Let $s<n$ and $A$ an $s \times n$ matrix with entries in the field $F$.
Use theorem 4(not its proof) to show that there is a non-zero $X$ in
$F^{n \times 1}$ such that $AX=0$.
Theorem 4:
Let $V$ be a vector space which is spanned by a finite set of vectors $a_{1},a_{2},\ldots,a_{n}$. Then any independent set of vectors in $V$
is finite and contains no more than $n$ elements.
The problem is straightforward, I think, $AX=0$ denotes a system that is equivalent to a system denoted by $BX=0$, where $B$ is exactly as $A$ except that it has $s-n$ zero rows at the bottom. $B$'s RREF has at least one zero row at the bottom and as a consequence at least one variable will be free.

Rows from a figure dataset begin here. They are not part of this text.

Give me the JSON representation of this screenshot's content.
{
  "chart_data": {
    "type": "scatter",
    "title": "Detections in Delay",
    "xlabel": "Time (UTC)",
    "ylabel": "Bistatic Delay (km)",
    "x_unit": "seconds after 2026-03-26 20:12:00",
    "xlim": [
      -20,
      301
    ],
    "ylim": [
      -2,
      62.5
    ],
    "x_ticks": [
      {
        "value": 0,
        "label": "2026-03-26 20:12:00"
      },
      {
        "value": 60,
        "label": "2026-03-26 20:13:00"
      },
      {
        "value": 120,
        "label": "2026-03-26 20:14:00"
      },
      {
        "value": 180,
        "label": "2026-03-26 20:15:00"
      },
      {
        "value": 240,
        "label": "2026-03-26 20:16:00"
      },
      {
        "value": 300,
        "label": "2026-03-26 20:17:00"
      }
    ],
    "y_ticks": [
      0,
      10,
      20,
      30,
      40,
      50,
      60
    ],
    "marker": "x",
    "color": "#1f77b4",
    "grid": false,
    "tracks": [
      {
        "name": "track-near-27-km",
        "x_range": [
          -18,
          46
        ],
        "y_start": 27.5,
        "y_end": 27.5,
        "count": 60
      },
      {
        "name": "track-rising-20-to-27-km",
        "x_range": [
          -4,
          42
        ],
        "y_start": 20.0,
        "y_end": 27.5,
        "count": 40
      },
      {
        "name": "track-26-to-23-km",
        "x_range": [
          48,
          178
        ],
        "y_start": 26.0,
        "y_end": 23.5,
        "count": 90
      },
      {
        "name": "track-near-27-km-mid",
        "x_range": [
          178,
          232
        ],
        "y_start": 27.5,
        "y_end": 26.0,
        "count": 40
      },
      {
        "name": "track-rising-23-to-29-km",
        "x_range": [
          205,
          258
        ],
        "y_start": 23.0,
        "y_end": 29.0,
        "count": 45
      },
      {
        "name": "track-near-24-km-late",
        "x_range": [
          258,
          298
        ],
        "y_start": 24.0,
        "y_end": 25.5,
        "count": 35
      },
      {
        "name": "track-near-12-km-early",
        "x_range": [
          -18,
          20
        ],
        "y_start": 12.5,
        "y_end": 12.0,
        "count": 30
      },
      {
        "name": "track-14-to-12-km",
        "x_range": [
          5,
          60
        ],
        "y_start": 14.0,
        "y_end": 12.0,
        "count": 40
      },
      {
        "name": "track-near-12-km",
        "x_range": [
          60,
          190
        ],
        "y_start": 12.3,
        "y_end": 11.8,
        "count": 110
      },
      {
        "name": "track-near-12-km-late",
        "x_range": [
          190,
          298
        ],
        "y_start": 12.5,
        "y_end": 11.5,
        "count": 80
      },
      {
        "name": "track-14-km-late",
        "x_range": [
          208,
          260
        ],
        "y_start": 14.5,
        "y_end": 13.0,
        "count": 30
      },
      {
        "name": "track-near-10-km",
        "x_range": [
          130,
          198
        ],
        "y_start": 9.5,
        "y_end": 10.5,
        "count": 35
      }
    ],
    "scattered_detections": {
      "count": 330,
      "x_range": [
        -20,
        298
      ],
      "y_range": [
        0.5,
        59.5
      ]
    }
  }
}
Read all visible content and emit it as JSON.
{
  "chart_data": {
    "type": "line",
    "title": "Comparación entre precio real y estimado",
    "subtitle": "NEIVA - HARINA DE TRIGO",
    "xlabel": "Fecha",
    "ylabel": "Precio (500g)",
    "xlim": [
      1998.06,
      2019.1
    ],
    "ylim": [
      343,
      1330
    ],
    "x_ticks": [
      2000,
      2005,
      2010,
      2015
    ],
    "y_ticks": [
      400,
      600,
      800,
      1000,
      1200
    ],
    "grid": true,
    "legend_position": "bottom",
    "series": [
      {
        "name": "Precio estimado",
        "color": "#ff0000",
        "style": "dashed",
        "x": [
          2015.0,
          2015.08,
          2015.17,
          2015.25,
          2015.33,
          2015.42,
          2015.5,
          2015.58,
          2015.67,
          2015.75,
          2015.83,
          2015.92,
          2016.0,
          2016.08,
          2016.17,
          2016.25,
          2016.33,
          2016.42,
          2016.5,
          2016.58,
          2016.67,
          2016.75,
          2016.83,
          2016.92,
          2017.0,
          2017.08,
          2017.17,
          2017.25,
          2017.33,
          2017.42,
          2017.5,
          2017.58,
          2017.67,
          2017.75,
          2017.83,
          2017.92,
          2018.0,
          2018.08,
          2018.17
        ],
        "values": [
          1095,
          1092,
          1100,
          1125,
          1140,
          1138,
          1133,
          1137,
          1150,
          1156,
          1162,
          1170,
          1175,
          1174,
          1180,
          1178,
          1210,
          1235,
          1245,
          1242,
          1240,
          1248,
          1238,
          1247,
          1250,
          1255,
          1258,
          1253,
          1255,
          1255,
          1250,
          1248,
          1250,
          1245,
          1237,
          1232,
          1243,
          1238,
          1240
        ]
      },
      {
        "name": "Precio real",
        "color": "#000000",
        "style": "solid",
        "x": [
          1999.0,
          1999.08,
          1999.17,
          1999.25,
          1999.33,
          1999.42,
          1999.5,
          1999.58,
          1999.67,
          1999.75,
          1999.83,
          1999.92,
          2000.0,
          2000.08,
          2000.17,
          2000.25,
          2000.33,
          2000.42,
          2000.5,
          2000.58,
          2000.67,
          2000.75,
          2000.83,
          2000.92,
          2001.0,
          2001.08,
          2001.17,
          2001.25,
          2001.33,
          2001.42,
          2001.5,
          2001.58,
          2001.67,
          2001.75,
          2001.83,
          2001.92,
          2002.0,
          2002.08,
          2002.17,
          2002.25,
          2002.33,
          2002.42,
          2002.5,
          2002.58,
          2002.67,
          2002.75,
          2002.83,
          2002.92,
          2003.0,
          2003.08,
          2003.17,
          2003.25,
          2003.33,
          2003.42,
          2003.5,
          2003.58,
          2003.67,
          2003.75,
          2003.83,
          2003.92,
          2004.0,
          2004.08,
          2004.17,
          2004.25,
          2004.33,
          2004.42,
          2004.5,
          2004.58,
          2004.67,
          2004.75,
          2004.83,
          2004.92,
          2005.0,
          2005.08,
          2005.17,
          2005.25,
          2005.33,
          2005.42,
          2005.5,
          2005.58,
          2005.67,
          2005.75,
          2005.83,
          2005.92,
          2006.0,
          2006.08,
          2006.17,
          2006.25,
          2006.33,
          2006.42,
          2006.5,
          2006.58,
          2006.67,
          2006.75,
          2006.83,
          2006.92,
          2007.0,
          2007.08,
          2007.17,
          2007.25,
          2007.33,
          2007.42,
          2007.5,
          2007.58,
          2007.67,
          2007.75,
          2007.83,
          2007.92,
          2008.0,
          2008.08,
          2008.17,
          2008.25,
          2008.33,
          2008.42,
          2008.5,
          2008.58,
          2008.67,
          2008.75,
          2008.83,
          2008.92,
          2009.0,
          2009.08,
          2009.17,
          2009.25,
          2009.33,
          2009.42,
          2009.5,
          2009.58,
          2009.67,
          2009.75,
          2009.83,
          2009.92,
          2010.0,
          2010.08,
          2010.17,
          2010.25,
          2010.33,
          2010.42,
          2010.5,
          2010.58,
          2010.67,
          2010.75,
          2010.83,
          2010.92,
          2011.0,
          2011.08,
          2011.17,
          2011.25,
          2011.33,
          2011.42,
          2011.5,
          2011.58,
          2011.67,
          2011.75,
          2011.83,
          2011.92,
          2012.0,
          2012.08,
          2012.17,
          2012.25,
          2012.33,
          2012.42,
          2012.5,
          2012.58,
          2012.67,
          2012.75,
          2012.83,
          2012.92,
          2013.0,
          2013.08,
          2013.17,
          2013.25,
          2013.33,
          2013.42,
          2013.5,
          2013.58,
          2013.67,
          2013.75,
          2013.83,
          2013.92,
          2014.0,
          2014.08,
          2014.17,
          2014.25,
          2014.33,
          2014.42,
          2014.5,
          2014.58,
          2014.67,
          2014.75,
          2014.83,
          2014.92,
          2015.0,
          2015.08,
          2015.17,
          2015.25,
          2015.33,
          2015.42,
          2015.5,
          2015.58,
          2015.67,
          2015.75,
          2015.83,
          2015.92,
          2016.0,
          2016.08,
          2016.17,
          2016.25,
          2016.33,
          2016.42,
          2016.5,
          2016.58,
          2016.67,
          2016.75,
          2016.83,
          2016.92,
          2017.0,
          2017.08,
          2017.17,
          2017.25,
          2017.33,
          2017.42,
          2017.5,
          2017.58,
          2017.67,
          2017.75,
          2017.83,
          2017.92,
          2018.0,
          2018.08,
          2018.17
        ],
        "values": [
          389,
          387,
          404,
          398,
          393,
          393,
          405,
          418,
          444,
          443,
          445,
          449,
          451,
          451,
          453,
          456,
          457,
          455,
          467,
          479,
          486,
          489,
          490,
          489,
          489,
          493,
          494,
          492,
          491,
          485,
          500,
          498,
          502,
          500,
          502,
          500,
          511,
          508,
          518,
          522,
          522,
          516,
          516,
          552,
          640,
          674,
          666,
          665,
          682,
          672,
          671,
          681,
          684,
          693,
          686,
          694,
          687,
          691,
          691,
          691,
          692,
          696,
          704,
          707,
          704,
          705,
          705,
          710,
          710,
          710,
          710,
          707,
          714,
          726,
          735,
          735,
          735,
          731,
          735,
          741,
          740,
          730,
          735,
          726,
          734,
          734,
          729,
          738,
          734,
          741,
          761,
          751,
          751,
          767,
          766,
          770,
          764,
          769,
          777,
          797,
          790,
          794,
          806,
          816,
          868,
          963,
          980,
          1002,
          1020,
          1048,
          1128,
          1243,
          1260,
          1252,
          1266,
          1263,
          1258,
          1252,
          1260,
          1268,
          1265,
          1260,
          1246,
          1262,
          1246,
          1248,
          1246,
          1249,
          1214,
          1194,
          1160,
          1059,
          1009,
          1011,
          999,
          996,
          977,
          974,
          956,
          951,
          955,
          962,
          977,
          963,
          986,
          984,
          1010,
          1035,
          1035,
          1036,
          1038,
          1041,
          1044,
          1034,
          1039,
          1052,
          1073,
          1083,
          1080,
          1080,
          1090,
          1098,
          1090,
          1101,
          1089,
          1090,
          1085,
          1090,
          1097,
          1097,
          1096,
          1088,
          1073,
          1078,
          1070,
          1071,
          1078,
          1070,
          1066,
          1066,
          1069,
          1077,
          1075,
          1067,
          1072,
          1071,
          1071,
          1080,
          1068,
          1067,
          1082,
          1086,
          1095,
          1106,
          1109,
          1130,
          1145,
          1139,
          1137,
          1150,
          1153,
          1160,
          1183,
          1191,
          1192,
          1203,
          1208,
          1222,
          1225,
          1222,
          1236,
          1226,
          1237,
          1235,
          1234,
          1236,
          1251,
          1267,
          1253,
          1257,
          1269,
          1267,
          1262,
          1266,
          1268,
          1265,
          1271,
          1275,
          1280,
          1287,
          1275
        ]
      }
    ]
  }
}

How to solve this using theorem 4?
Best Answer
Note that the columns of the $s\times n$ matrix $A$ resides in $\mathbb{F}^s$. By theorem $4$, it follows that the set of columns of $A$ is linearly dependent (why?). Therefore there is some non-trivial linear combination of the columns, which I denote with $\mathbf{a}_i$, which sum to $\mathbf{0}$, i.e. $$c_1\mathbf{a}_1 + \cdots + c_n\mathbf{a}_n = \mathbf{0}$$ for $c_i\in\mathbb{F}$. It follows that we must have $$A\mathbf{c} = \mathbf{0}$$ where $\mathbf{c}=\begin{pmatrix}c_1 & c_2 & \cdots & c_n\end{pmatrix}^\mathrm{T}$.